Details:
① Artwork:
Bricks
At first glance, this work appears to depict an arrangement of bricks that have been uncovered by the deterioration of a crumbling stucco wall. Details in the print reveal they are not bricks at all, but pieces of glass that have been stuck to the wall with Velcro. The uniformity of color in the artwork functions as a momentary mask for the planned aspect of the composition—obscuring the artist's expenditure of energy and time in its creation.
This work is part of the series Drawns by the artist. In these works, Lehr calls attention to expressive places in the everyday world. In each photograph, the artist considers objects, images and words in relation to physical sites that elaborate, erase or otherwise modify their meaning. It is often unclear which comes first in these works—accident or intention, repair or damage, documentation or invention. As the title suggests, all these elements seem to coexist in the continuous present of Lehr’s photographs. These works highlight the vast gulf that separates images from lived experience.
In each artwork, the final print hovers over a gray rectangle that sits in the center of a larger white rectangle of the paper itself. These overlapping shapes suggest windows on a computer screen or applications on a digital device—or perhaps the pages of a calendar. Each of the three elements are treated with different varnishes in the artist’s studio to protect the print. They also repel and reflect light depending on the environment. The treated prints are then mounted to a rigid material, which is trimmed at an angle and placed into an acrylic float frame. When viewed from the front, the work appears to be an image; when viewed from the side, it is clear it is an object.
Specs:
③ Artist:
John Lehr’s photography frequently explores the construction of meaning in compositions that feature manufactured environments in various states of decay. His work examines different processes for photo development and alteration that highlight the impact of digital tools on the medium. Lehr employs a host of printing and mounting techniques when creating final prints of his photographs, drawing attention to the dual nature of each work—both as an image and as an object.
BIO:
John Lehr was born in 1975 in Baltimore, Maryland. In 2005, he received an MFA from Yale University in New Haven, Connecticut. In 1998, he received a BFA from Maryland Institute College of Art in Baltimore, Maryland.

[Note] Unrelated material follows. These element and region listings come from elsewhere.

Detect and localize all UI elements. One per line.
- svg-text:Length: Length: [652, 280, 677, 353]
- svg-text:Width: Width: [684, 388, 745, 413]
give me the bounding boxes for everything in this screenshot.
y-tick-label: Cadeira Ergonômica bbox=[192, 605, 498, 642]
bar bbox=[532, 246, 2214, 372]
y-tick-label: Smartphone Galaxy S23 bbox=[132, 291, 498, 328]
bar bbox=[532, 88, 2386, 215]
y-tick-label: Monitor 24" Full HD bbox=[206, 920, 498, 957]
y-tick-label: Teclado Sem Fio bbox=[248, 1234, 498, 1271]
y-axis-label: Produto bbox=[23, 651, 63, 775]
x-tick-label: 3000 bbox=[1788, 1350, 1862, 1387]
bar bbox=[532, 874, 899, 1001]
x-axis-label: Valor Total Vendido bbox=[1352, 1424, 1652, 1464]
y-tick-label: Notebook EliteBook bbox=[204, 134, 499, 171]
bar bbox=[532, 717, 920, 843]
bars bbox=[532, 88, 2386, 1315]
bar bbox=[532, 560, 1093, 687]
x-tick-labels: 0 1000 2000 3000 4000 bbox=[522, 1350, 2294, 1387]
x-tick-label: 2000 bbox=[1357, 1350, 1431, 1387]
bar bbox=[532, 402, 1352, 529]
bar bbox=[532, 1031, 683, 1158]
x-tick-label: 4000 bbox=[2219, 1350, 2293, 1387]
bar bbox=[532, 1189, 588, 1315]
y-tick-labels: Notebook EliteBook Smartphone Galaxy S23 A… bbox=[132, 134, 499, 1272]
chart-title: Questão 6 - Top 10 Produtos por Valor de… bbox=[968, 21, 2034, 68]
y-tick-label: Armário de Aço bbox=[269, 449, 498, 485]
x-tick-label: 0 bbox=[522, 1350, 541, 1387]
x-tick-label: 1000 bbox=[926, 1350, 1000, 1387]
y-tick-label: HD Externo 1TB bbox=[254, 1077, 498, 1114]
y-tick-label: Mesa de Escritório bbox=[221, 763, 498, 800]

Solo exhibitions of Lehr’s work include: The Island Position at Kate Werble Gallery in New York City (2019); Selections from ‘The Island Position’ at Kate Werble Gallery Project Space in New York City (2016); If there was at Kate Werble Gallery in New York City (2015); Low Relief at Kate Werble Gallery in New York City (2013); Stet, a project room with Kunsthalle at M+B Gallery in Los Angeles, California (2011); and Gibberish: John Lehr at Hagedorn Foundation Gallery in Atlanta, Georgia (2011); among others.
Group exhibitions that have shown Lehr’s work include: n e w f l e s h, curated by Efrem Zelony-Mindell at The Light Factory in Charlotte, North Carolina (2019); A Show Yet to be Titled at 83 Pitt Street in New York City (2017); Past Continuous at Tiger Strikes Asteroid in Brooklyn, New York (2016); Duplify at Kate Werble Gallery in New York City (2016); The Pure Products of America Go Crazy at Pratt Institute in New York City (2015); Human Apparatus at KLEMM’S in Berlin, Germany (2015); and The Pure Products of America Go Crazy at the Center for Creative Photography in Tucson, Arizona (2015); among others.
Lehr’s work is held in public collections at: the Cleveland Clinic in Cleveland, Ohio; the Corcoran Gallery of Art in Washington, D.C.; the Davidson Art Center at Wesleyan University in Middletown, Connecticut; The Metropolitan Museum of Art in New York City; the Museum of Modern Art in New York City; The Morgan Library and Museum in New York City; the Yale University Art Gallery in New Haven, Connecticut; the Yale University Library in New Haven, Connecticut; and the Nelson-Atkins Museum of Art in Kansas City, Missouri.
Lehr’s work has been covered in numerous publications, including Musée Magazine, The Guardian, Photograph Magazine, Aperture, The Washington Post, The New York Times, New York Magazine, The New Yorker, The Brooklyn Rail, Artforum, ARTnews, and Collector Daily, among others.
Lehr lives and works between Brooklyn, New York and Philadelphia, Pennsylvania.